Malaysian politician (1947–2020)

Hu Sepang (1947 - July 3, 2020) was a Malaysian politician and political detainee. He represented the opposition Democratic Action Party, serving terms as state assemblyman and also a single term as Rasah MP.

He was also known for several highly publicised incidents during his career, which included campaigning on horseback.

== Biography ==

Born in 1947, Hu studied political science in Perth, Australia. He joined the DAP in 1972 and became a stalwart of Negeri Sembilan DAP politics.

He was elected to the Negeri Sembilan state legislature in Sungei Ujong (1978–1982), Rahang (1982–1986) and Mambau (1986–1990). He was also voted in as Rasah MP for the 1986 to 1990 term.

Hu said that while recognising that his job was serious and involved debating important issues, he tried to do it with humour.
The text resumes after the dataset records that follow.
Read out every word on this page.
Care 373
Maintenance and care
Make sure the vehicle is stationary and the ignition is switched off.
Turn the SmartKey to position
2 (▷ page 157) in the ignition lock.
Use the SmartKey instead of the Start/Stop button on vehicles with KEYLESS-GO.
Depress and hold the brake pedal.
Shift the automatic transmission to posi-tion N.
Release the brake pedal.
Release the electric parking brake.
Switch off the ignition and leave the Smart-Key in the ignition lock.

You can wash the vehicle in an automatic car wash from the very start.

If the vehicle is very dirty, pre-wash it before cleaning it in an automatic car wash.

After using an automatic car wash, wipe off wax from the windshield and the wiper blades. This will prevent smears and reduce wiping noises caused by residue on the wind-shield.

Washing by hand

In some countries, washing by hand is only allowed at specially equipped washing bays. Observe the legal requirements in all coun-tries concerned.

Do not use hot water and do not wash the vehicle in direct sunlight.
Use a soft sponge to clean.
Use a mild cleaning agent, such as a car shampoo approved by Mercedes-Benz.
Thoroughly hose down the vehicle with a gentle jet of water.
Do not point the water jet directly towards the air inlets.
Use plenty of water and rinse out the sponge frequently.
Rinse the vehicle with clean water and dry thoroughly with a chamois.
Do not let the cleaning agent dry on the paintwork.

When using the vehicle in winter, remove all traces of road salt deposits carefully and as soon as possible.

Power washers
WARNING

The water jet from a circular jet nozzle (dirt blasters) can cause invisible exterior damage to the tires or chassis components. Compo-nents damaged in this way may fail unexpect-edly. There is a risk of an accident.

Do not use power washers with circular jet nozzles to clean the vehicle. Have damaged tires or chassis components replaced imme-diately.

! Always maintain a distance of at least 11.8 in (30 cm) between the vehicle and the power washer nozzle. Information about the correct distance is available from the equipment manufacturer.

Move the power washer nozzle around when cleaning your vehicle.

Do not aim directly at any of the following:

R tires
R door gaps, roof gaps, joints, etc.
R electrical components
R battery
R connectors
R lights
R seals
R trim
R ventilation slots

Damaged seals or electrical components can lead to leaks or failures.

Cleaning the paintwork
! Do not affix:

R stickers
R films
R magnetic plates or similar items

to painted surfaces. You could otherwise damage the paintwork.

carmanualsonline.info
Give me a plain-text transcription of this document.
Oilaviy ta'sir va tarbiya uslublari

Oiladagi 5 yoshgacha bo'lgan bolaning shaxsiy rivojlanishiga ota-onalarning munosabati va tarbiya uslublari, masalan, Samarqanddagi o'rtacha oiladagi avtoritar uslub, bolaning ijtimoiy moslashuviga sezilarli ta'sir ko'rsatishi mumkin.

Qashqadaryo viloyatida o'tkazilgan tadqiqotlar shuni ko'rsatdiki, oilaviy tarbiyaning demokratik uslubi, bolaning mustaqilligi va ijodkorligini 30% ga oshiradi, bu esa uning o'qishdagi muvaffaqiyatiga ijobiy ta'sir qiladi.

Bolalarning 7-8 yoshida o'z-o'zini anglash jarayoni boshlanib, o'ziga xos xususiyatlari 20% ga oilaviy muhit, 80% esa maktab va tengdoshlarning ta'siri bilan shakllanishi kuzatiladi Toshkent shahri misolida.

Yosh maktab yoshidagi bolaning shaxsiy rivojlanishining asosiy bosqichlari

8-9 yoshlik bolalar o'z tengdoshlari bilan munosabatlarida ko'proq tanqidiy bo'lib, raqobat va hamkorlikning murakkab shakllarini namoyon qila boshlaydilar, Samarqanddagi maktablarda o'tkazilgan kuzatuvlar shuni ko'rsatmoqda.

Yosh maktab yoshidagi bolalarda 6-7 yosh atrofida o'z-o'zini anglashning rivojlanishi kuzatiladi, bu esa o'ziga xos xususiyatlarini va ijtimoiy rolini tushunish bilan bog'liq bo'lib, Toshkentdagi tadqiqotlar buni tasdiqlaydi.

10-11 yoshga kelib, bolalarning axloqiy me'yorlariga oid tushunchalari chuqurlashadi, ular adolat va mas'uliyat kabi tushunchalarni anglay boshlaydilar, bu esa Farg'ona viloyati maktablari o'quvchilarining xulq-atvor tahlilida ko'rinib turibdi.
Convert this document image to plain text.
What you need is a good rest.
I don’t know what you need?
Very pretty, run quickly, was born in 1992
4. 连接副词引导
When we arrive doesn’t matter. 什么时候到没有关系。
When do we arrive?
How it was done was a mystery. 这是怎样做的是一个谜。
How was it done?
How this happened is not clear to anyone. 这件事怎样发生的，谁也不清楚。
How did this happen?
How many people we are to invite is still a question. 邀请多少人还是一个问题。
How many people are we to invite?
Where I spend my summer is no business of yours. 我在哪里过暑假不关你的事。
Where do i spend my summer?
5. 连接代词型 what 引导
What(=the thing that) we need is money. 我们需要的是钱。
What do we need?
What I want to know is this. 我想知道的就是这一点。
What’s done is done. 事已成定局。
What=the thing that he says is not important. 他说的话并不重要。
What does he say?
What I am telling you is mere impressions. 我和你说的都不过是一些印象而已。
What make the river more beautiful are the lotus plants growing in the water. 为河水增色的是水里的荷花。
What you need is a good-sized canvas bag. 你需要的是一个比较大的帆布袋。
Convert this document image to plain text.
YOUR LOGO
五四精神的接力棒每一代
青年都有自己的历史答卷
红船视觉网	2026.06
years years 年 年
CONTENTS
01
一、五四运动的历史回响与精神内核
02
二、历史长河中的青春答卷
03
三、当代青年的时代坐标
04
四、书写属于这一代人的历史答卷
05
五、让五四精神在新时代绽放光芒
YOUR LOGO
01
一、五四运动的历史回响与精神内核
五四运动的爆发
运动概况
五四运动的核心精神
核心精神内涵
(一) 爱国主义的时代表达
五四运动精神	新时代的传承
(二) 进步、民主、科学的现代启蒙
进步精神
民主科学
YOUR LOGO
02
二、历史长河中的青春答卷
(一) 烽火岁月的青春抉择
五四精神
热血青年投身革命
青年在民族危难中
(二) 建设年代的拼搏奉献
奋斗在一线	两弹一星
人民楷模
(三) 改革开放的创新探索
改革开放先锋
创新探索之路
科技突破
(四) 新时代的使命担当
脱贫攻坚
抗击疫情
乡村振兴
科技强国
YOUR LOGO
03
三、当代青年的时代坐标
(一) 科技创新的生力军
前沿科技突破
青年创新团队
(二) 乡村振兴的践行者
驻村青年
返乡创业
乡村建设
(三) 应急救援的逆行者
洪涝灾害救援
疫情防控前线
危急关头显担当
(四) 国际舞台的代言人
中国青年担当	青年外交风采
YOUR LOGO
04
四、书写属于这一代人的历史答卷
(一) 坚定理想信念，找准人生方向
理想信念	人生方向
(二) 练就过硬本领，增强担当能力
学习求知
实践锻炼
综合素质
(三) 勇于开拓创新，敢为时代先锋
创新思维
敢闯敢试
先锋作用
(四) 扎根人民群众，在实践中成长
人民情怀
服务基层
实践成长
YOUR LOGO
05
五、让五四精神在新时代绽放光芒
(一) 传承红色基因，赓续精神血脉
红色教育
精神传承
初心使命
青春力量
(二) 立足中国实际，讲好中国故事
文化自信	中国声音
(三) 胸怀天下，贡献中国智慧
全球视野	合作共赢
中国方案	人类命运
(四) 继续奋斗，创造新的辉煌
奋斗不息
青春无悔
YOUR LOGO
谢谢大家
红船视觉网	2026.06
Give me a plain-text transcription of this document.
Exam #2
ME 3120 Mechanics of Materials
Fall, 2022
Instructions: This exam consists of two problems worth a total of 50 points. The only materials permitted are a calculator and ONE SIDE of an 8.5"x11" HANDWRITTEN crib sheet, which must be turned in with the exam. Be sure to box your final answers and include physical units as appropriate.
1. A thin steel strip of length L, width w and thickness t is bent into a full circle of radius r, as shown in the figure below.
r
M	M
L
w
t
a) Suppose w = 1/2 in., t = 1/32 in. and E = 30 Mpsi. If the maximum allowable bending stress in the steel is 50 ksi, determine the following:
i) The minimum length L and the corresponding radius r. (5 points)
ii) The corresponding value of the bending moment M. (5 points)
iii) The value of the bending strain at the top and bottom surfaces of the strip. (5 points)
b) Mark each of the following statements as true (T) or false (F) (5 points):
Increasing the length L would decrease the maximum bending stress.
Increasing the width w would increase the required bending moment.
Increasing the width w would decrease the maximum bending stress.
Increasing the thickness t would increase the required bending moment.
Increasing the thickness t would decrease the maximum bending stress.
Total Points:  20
Among the many incidents he was known for was sitting in front of a bulldozer that was about to demolish a makeshift food stall in 1978 and wearing a Stetson hat to parliament after finding a loophole in its dress code.

He was also once ejected from the Dewan Rakyat during a debate over the OSA (Official Secrets Act) during which he brandished a National Union of Journalists leaflet at the speaker.

In 1987 when he was both Mambau assemblyman and Rasah MP, he was detained in Operation Lalang. It was a major crackdown undertaken by the Royal Malaysian Police from 27 October to 20 November 1987, ostensibly to prevent the occurrence of racial riots in Malaysia.

The operation saw the arrest of at least 106 political activists, opposition politicians, intellectuals, students, artists, scientists and others who were detained without trial under the Internal Security Act (ISA).

In 1990 when contesting the Bukit Pelanduk state seat, a supporter loaned him a retired racehorse to use for his campaign, and he famously fell when the horse was alarmed by the revving motorcycle engines of his supporters.

He was defeated in 1990 and was one of many well-known DAP MPs like Lee Lam Thye, Kua Kia Soong, Fan Yew Teng and Wee Choo Keong, who left the party after clashing with heavyweight Lim Kit Siang.

In his last years, Hu suffered from diabetes which resulted in the amputation of both legs in 2015.

In 2020, he suffered a heart attack at his home and died, leaving behind his wife Judy, three sons and six grandchildren.